Last Friday, one of the students I tutor took the TOEFL test for the first time. We’d been working on listening and speaking and writing exercises for weeks to help get her ready. She’ll take it again next year, because both she and her parents are desperate to get over the magic number “100” that many of America’s most prestigious boarding schools require as a minimum for entry.
We’ve had a number of disruptions this week to our schedule — taking a history test she missed, reviewing all the parts of the TOEFL she remembered, and catching up on a few assignments she missed — but yesterday she brought out a new TOEFL review book so she can start prepping for next year’s re-take.

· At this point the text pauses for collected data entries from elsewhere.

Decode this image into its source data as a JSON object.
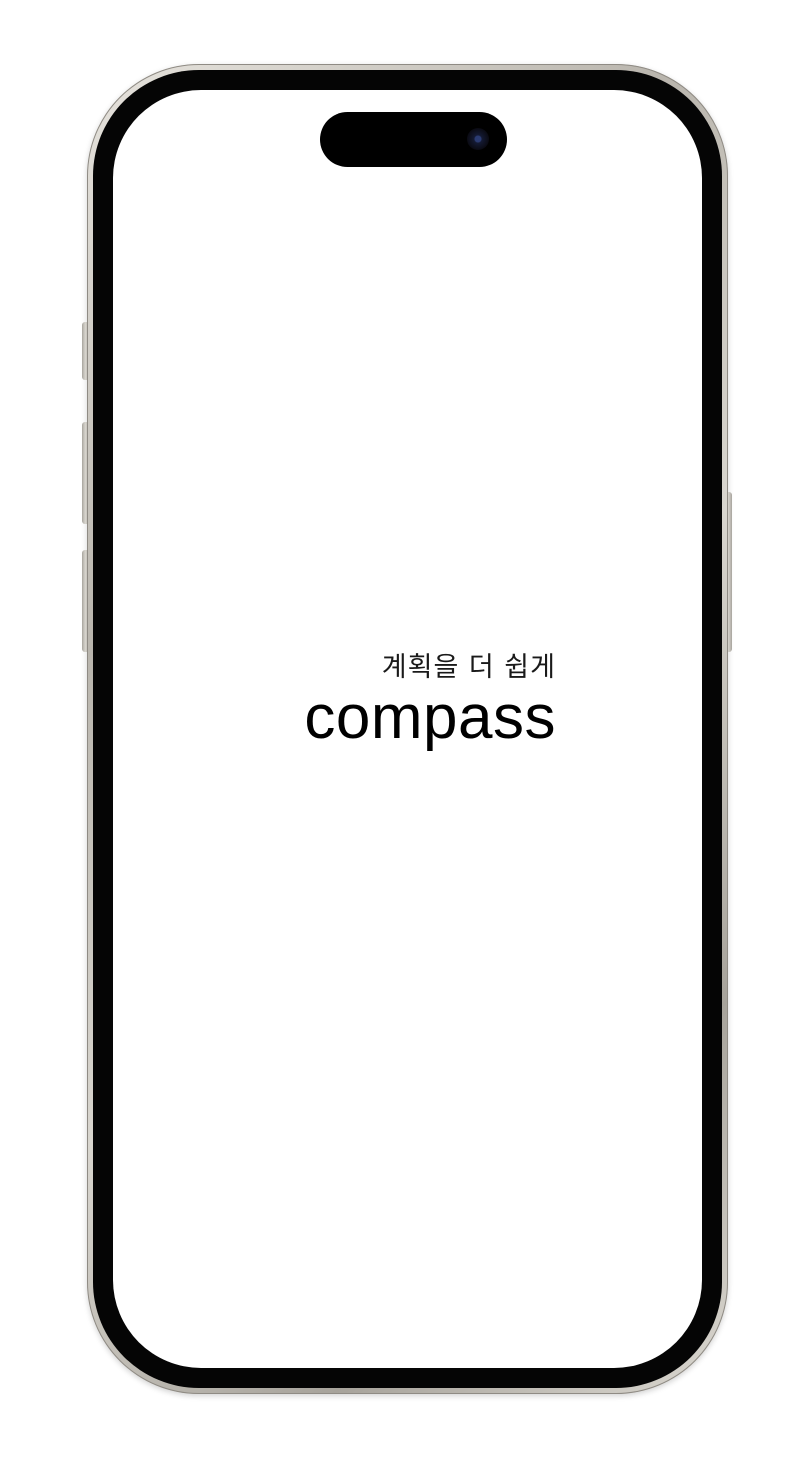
{
  "splash": {
    "tagline": "계획을 더 쉽게",
    "app_name": "compass"
  },
  "colors": {
    "screen_background": "#ffffff",
    "text_primary": "#000000",
    "bezel": "#050505",
    "frame": "#d9d6cf"
  }
}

I shook my head. “Put that away.”
She looked confused but followed me up to the library. I sat her down at one of the long tables, and returned a few moments later with a history of England, and a book on botany and another on animals, two on business theory, three on American history and sociology, one on architecture, and one introduction to art history.
I asked her to pick one.
She said, “But we need to prepare more speaking parts.”
“We are,” I said. “Here, architecture…” I flipped through some pages to some line drawings and dense text. “Read. Aloud.”
“I’ll just read silently to myself.”
For the next ten minutes, she read a dense and difficult passage aloud about Romanesque architecture and art. As she read, I pointed to the illustrations and showed what the following words meant: transept, nave, groin vault, barrel vault, arcade, arch, pilaster, mouldings, chancel, choir, rood screen, parapet, corbel, buttress, altar, tympanum, clearstory, triforum.
Then we read another section of a book about botany, with illustrations. New vocabulary, new words to stumble over. New concepts. New sentence structures. Scientific terms and modes of thought contrasted with art historical concepts. Odd sentence structures from people who study buildings and people who study plants.
“This is hard. Harder than the test.”
“You’ve taken the test. You know what to expect. Now you need to practice reading aloud, understanding English in any context you encounter. Every one of these books contains difficult words in new contexts. Except for the TOEFL, you’ll never talk in one-minute segments again with thirty seconds of preparation time. You’ll talk in three or seven minute segments with no preparation time. And to do that… you’ll read aloud, from these books, based on the practice curriculum suggested by all the different sections of the TOEFL you took last week.”
“That’s why you told me to remember the sections of the test I took, and what I had to read about.”
“Yes. I’ll be away tomorrow… Read aloud from three of these tomorrow, look up words you don’t know, study pictures and diagrams in context. And work on that ‘v’ sound. You still haven’t got it right.”